Mr Shanmugam was speaking at the 14th annual retreat of the Religious Rehabilitation Group (RRG) which was set up to provide guidance to JI detainees. Today, the voluntary group of Islamic scholars and teachers has broadened its scope to include counselling self-radicalised individuals and those in support of ISIS.

The theme of the retreat was "Refuting Radical and Extremist Ideology".

A key task for the Government is to encourage greater integration within the community, stressed Mr Shanmugam.

There is also a need for various groups to get young people to visit mosques and listen to preachers there, to further their understanding of Islam, he added.

At the event, the minister also launched a new initiative to engage, educate and provide Muslim youth with a better understanding of Islam.

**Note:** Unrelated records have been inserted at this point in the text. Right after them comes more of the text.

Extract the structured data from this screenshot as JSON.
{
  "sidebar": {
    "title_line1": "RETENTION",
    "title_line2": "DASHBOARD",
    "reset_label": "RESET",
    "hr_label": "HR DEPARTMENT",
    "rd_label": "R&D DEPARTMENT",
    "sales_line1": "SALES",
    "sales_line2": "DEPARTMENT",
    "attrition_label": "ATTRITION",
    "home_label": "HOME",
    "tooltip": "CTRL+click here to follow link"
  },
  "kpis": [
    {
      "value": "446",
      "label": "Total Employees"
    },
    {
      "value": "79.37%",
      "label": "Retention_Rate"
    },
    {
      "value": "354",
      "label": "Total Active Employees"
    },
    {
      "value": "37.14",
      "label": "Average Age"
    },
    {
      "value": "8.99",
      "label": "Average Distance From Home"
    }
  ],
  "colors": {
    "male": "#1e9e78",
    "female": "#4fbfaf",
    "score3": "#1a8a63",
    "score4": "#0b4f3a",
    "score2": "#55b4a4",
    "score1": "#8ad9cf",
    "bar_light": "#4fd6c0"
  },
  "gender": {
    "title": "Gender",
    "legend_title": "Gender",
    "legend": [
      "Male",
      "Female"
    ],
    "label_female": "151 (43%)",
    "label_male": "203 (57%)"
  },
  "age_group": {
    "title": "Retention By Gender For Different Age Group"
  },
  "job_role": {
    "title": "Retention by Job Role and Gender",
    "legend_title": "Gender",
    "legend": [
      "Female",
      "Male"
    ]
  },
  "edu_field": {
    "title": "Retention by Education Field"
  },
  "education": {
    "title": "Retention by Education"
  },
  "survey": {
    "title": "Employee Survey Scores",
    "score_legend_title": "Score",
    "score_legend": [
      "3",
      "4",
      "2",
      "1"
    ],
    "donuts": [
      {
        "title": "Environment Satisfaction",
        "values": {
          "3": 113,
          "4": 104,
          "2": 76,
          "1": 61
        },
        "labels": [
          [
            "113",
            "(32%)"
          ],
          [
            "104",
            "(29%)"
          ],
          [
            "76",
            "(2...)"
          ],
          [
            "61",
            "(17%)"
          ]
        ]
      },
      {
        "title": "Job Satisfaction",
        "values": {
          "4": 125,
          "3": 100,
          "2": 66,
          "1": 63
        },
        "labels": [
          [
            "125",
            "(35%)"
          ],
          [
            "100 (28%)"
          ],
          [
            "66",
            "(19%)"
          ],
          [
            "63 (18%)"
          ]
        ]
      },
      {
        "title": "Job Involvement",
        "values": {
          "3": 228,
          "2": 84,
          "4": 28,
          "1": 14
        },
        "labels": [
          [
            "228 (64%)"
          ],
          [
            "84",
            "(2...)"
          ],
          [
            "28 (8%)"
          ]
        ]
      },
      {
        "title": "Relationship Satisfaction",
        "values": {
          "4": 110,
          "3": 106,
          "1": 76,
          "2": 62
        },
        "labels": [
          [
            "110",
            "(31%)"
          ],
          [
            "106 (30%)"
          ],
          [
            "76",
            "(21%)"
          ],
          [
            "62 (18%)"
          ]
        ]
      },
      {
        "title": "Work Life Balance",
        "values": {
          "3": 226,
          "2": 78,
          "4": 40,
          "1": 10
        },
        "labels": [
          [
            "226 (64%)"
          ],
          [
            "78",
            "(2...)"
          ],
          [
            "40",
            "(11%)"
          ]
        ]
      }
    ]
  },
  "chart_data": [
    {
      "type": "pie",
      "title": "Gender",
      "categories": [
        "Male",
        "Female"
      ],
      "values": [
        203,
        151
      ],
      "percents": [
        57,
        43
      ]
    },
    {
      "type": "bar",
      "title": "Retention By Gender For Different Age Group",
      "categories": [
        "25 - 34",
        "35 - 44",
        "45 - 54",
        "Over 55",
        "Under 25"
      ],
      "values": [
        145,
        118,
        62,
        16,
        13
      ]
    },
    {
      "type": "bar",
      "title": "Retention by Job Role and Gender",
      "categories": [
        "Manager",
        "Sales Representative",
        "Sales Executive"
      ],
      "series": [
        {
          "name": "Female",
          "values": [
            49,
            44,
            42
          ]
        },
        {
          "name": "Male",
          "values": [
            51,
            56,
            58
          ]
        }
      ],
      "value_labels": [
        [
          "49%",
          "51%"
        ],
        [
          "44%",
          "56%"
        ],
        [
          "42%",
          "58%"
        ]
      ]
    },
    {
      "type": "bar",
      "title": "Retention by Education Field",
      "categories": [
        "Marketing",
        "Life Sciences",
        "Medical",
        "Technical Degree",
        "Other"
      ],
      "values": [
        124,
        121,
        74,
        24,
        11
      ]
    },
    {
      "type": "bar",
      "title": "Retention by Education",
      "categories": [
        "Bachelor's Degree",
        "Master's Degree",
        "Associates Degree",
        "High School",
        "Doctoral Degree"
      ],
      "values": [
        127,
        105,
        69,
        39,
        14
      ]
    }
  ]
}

Called the RRG Awareness Programme for Youth, it is targeted at those aged between 16 and 25, said RRG vice-chairman Mohamed Ali.

He added that it will instil in participants teachings that value peace, tolerance, respect, moderation and harmonious living in a multiracial and multi-religious context.

It will also encourage participants to resist the influence of radical and extremist ideologies.

"This is a battle that has to be won," said Mr Shanmugam of the fight against radicalisation. Not doing so will have untoward consequences, he added. "Charismatic people with the wrong ideology can abuse religion, and you see the bloodshed (it causes)."